The real estate market was analyzed with a nuanced perspective. Office space absorption was picking up, driven by return-to-office mandates, leading to a drop in downtown core vacancy rates. A “flight to quality” was observed. The Toronto condo market was slowing due to a mix issue (small units), declining non-permanent resident immigration, and a tanking market, with distress expected to continue in 2026. The rental market remained decent but with limited growth. The industrial sector (warehouses) had slowed from its COVID-era boom but remained healthy. Calgary real estate was an exception, showing positive momentum due to commodity prices, affordability, and immigration. Limited new office construction is expected to further reduce vacancy rates.

Canadian Trade & Arctic Security (Part 2)

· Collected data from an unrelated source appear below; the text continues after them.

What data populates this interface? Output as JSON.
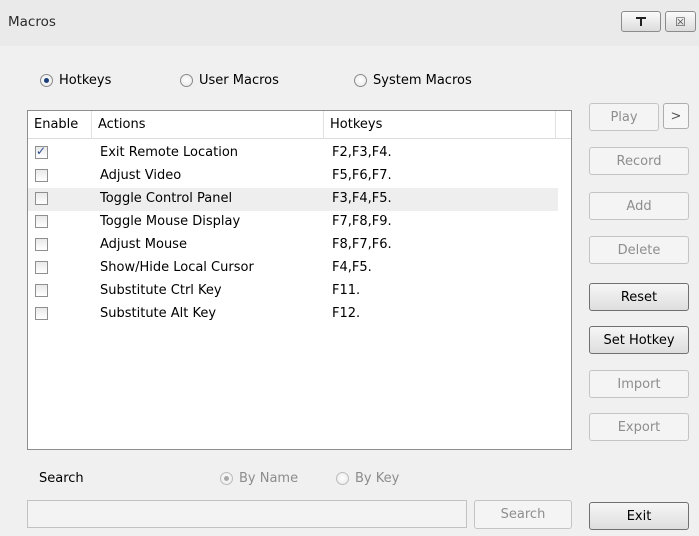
{
  "window": {
    "title": "Macros",
    "pin_icon": "pin-icon",
    "close_icon": "close-icon",
    "close_glyph": "☒"
  },
  "mode_options": [
    {
      "label": "Hotkeys",
      "selected": true
    },
    {
      "label": "User Macros",
      "selected": false
    },
    {
      "label": "System Macros",
      "selected": false
    }
  ],
  "table": {
    "headers": {
      "enable": "Enable",
      "actions": "Actions",
      "hotkeys": "Hotkeys"
    },
    "rows": [
      {
        "enabled": true,
        "action": "Exit Remote Location",
        "hotkeys": "F2,F3,F4."
      },
      {
        "enabled": false,
        "action": "Adjust Video",
        "hotkeys": "F5,F6,F7."
      },
      {
        "enabled": false,
        "action": "Toggle Control Panel",
        "hotkeys": "F3,F4,F5.",
        "highlighted": true
      },
      {
        "enabled": false,
        "action": "Toggle Mouse Display",
        "hotkeys": "F7,F8,F9."
      },
      {
        "enabled": false,
        "action": "Adjust Mouse",
        "hotkeys": "F8,F7,F6."
      },
      {
        "enabled": false,
        "action": "Show/Hide Local Cursor",
        "hotkeys": "F4,F5."
      },
      {
        "enabled": false,
        "action": "Substitute Ctrl Key",
        "hotkeys": "F11."
      },
      {
        "enabled": false,
        "action": "Substitute Alt Key",
        "hotkeys": "F12."
      }
    ]
  },
  "buttons": {
    "play": "Play",
    "play_more": ">",
    "record": "Record",
    "add": "Add",
    "delete": "Delete",
    "reset": "Reset",
    "set_hotkey": "Set Hotkey",
    "import": "Import",
    "export": "Export",
    "exit": "Exit"
  },
  "search": {
    "label": "Search",
    "by_name": "By Name",
    "by_key": "By Key",
    "by_name_selected": true,
    "input_value": "",
    "button": "Search"
  }
}
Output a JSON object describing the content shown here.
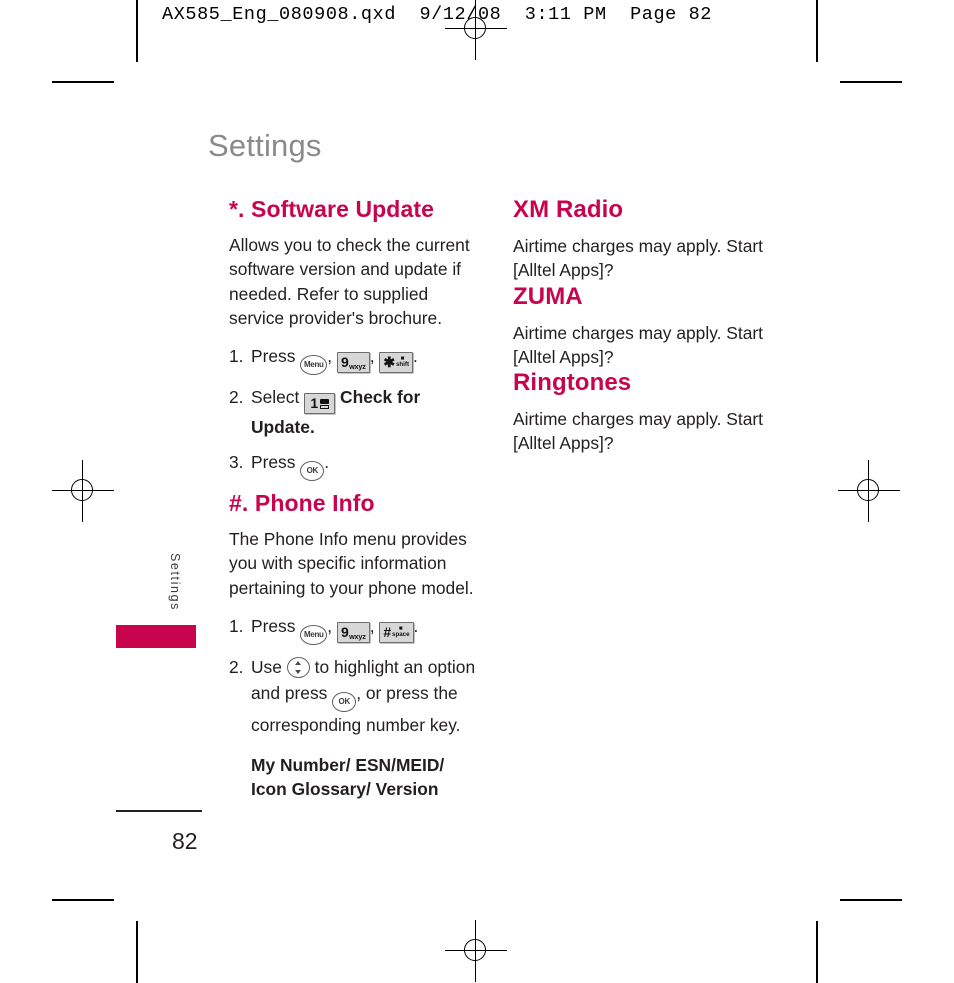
{
  "print_marks": {
    "slug_text": "AX585_Eng_080908.qxd  9/12/08  3:11 PM  Page 82"
  },
  "page": {
    "title": "Settings",
    "side_tab_label": "Settings",
    "page_number": "82",
    "accent_color": "#c8044e",
    "title_color": "#8a8a8a"
  },
  "left_column": {
    "section1": {
      "heading": "*. Software Update",
      "body": "Allows you to check the current software version and update if needed. Refer to supplied service provider's brochure.",
      "steps": [
        {
          "num": "1.",
          "text_before": "Press",
          "keys": [
            "menu-key",
            "9-wxyz-key",
            "star-shift-key"
          ],
          "text_after": "."
        },
        {
          "num": "2.",
          "text_before": "Select",
          "keys": [
            "1-voicemail-key"
          ],
          "bold_text": "Check for Update.",
          "text_after": ""
        },
        {
          "num": "3.",
          "text_before": "Press",
          "keys": [
            "ok-key"
          ],
          "text_after": "."
        }
      ]
    },
    "section2": {
      "heading": "#. Phone Info",
      "body": "The Phone Info menu provides you with specific information pertaining to your phone model.",
      "steps": [
        {
          "num": "1.",
          "text_before": "Press",
          "keys": [
            "menu-key",
            "9-wxyz-key",
            "hash-space-key"
          ],
          "text_after": "."
        },
        {
          "num": "2.",
          "text_before": "Use",
          "text_mid": "to highlight an option and press",
          "text_after": ", or press the corresponding number key."
        }
      ],
      "menu_options": "My Number/ ESN/MEID/ Icon Glossary/ Version"
    }
  },
  "right_column": {
    "sections": [
      {
        "heading": "XM Radio",
        "body": "Airtime charges may apply. Start [Alltel Apps]?"
      },
      {
        "heading": "ZUMA",
        "body": "Airtime charges may apply. Start [Alltel Apps]?"
      },
      {
        "heading": "Ringtones",
        "body": "Airtime charges may apply. Start [Alltel Apps]?"
      }
    ]
  },
  "keys": {
    "menu": "Menu",
    "ok": "OK",
    "nine_main": "9",
    "nine_sub": "wxyz",
    "one_main": "1",
    "star_main": "✱",
    "star_sub_top": "■",
    "star_sub_bottom": "shift",
    "hash_main": "#",
    "hash_sub_bottom": "space"
  }
}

Canada’s efforts to diversify its trade relationships were further discussed, with a 2.1% increase in total exports in October driven by gold shipments to the UK. The upcoming Prime Minister’s trip to China aims to address trade issues (canola, seafood, pork tariffs) and discuss energy, agriculture, and international security. The speaker cautioned maintaining a balance to avoid straining relations with the US. The importance of bolstering Arctic security, including infrastructure upgrades, fighter aircraft procurement, and missile defence capabilities, was emphasized, alongside collaboration with the US and other Arctic Council countries. Donald Trump’s expressed interest in acquiring Greenland was noted as a rhetorical but strategically significant event.

Conclusion

The broadcast painted a picture of a complex global landscape characterized by geopolitical uncertainty, the continued dominance of AI, and shifting economic dynamics. Investment opportunities exist in the defence sector, driven by increased spending, and in specific regional real estate markets like Calgary. Canada is actively diversifying its trade relationships, but must navigate the delicate balance between its relationship with the US and its growing ties with China. A key takeaway is the anticipation of increased market volatility in the coming year, requiring investors to prioritize diversification, quality, and a long-term perspective.